Suggestions to get my BIOS back? Would a flash on a thumbdrive possibly write over whatever the Command Center did?
Well that was a wild ride I didn't want to take, but hopefully will help others with the same debug codes that I've seen around here, that never got an answer...
4C 55 00 19 0D

I collected some various suggestions around the forums, and went through my typical process of elimination
  1. BIOS reset (via jumper) = no BIOS/POST
  2. BIOS batt pulled (pc unplugged, of course), left out for 30 seconds, reinserted = no BIOS/POST
  3. inspired by some that got debug code 55 upon first install of the mobo, pulled Memory Sticks from DIMM slots 2-4 = BIOS and system operating on a single 8GB stick. Poked around BIOS settings, turned off Game Boost (little concerned that, that didn't turn aoff with the jumper-initiated reset), played with fan speeds again (didn't throttle the CPU fan, despite settings changes)
  4. rebooted to test settings stuck and BIOS was still accessible after changes were made = good
  5. inserted 2nd stick into DIMM slot 2 = BIOS and system operating on two 8GB sticks
  6. Inserted 3rd stick into DIMM slot 3 = BIOS and system operating on three 8GB sticks
  7. Inserted 4th stick into DIMM slot 4 = no BIOS/POST, and the 4C 55 00 19 0D debug code showing again, also noticed an LED slow flashing above the JTBT1 pins ( SLOW_1 switch is set to SLOW), which it does not do, during normal operation (this LED is not listed in the manual)

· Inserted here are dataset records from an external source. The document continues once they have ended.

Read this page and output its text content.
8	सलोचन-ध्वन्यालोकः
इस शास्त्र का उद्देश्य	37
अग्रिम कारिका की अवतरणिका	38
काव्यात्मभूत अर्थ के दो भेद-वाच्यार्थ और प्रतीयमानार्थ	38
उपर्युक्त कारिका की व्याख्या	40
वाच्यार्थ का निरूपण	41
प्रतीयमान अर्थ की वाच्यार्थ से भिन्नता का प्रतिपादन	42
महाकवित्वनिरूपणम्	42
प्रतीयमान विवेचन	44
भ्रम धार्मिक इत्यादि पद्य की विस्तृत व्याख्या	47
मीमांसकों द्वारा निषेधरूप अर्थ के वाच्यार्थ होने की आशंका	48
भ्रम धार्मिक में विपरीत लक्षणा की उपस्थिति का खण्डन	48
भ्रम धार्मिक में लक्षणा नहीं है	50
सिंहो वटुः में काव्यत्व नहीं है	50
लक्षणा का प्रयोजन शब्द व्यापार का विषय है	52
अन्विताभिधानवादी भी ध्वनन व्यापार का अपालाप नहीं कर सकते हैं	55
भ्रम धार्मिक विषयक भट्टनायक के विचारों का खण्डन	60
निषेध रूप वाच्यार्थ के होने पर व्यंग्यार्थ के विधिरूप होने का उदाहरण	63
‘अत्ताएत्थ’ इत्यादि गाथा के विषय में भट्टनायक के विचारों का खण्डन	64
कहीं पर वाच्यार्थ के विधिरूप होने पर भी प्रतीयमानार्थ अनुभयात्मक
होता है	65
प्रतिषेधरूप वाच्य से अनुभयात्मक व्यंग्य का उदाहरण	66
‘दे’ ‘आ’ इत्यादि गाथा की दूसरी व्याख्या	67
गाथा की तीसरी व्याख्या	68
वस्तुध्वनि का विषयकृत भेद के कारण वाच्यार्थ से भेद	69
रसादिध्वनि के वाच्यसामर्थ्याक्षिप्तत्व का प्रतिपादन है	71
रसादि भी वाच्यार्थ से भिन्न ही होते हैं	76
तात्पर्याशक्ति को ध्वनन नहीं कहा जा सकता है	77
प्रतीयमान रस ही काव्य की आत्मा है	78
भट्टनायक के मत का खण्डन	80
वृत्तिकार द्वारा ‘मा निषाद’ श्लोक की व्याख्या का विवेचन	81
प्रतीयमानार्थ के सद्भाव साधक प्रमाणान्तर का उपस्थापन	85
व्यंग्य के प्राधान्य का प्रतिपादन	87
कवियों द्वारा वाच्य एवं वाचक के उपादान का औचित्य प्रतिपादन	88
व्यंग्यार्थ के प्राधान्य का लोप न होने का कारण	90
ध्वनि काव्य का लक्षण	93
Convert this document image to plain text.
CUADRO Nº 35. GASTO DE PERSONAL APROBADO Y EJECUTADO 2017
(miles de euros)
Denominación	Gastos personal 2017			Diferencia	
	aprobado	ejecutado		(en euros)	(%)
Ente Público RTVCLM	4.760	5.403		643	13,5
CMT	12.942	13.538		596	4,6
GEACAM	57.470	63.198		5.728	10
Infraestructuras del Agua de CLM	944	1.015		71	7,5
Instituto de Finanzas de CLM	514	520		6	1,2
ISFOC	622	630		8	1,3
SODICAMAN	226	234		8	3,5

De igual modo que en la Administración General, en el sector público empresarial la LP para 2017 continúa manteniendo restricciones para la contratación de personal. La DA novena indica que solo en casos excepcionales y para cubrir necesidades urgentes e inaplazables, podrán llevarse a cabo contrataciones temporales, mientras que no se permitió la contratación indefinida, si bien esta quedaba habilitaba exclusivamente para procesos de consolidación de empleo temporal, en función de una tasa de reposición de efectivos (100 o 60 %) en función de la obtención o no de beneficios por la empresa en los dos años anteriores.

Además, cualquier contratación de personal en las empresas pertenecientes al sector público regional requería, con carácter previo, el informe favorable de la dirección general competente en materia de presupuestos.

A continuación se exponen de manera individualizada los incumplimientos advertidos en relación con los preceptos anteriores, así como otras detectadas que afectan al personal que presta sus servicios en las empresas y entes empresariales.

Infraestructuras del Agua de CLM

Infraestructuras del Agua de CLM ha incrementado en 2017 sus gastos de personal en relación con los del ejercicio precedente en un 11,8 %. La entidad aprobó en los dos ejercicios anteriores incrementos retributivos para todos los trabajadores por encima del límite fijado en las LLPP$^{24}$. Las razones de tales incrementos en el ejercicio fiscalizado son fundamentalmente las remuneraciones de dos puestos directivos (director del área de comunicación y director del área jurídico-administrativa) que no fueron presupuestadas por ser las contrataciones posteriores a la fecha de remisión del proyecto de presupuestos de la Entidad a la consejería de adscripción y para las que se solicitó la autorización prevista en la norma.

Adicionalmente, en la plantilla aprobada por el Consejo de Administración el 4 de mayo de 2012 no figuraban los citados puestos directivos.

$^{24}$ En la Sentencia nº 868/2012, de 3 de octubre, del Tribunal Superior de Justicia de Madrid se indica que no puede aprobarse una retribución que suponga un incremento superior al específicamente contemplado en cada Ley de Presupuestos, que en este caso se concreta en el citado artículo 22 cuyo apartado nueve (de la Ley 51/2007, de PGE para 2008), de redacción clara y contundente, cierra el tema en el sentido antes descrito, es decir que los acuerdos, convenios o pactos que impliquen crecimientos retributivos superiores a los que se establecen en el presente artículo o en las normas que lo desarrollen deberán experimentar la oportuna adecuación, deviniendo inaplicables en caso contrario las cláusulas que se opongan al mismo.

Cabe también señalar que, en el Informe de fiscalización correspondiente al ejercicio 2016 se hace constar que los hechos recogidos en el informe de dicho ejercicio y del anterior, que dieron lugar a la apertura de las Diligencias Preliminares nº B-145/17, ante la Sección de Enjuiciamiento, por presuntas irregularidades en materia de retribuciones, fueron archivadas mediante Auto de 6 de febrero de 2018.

8. removed stick from DIMM slot 3, and moved stick from DIMM slot 4 into DIMM slot 3 = BIOS and system operating on three 8GB sticks and the LED above JTBT1 stopped flashing​
9. moved stick from DIMM slot 3 to DIMM slot 4 (to test if DIMM slot 4 was the failure point of origin) = BIOS and system operating on three 8GB sticks in DIMM slots 1, 2 & 4​
10. inserted 4th stick into DIMM slot 3 = no BIOS/POST, and the 4C 55 00 19 0D debug code showing again​
11. removed stick from 4th DIMM slot, booted and went to MSI's site, noted BIOS update version (a few versions have been released since my install in 2017; v1.A0 to V1.I0), put update on a thumbdrive, rebooted and flashed the BIOS​

12. rebooted with new BIOS version, still only 3 sticks in memory banks, and booted successfully​
13. nstered 4th stick into DIMM slot 4 again, and booted successfully​
What I learned from this:
  1. Don't trust MSI Command Center
  2. I should buy a physical 4 fan throttler with front panel dials
  3. Zalman CPU cooler (large copper fin with single fan and blue LED below ) does not throttle without a physical controller; it comes with one, but 11 years ago the throttler's molexes got in the way of another system fan, and has since been lost to the depths of my spare parts bins


I'd posted the question initially, in case there was a simple one-step fix, that someone else had encountered, but since that wasn't the case, I hope my efforts help others with this board.

I still don't know what the slow-blinking LED was indicating
 
Last edited:

QwerkyPengwen

Dignified
Herald
I came in here to let you know that I haven't bothered to fully read the first part of this because the letters are gigantic and in bold.

Which distracts and irritates me.
Especially on mobile where it's taking up way too much of my screen for like two sentences.
 
Dec 6, 2019
4
0
20
1
I came in here to let you know that I haven't bothered to fully read the first part of this because the letters are gigantic and in bold.
SORRY, don't know why it defaulted that way, thought it was behaving similar to other forums, where fonts were large until posted...resolved

side note, you coulda just said, "your font is too big" and that would have been enough...
 

QwerkyPengwen

Dignified
Herald
just do a CMOS reset.
see if that helps.

also, I wouldn't bother trying to use something like command center software for fan speeds in the BIOS when you can just go into the BIOS and set it all up there.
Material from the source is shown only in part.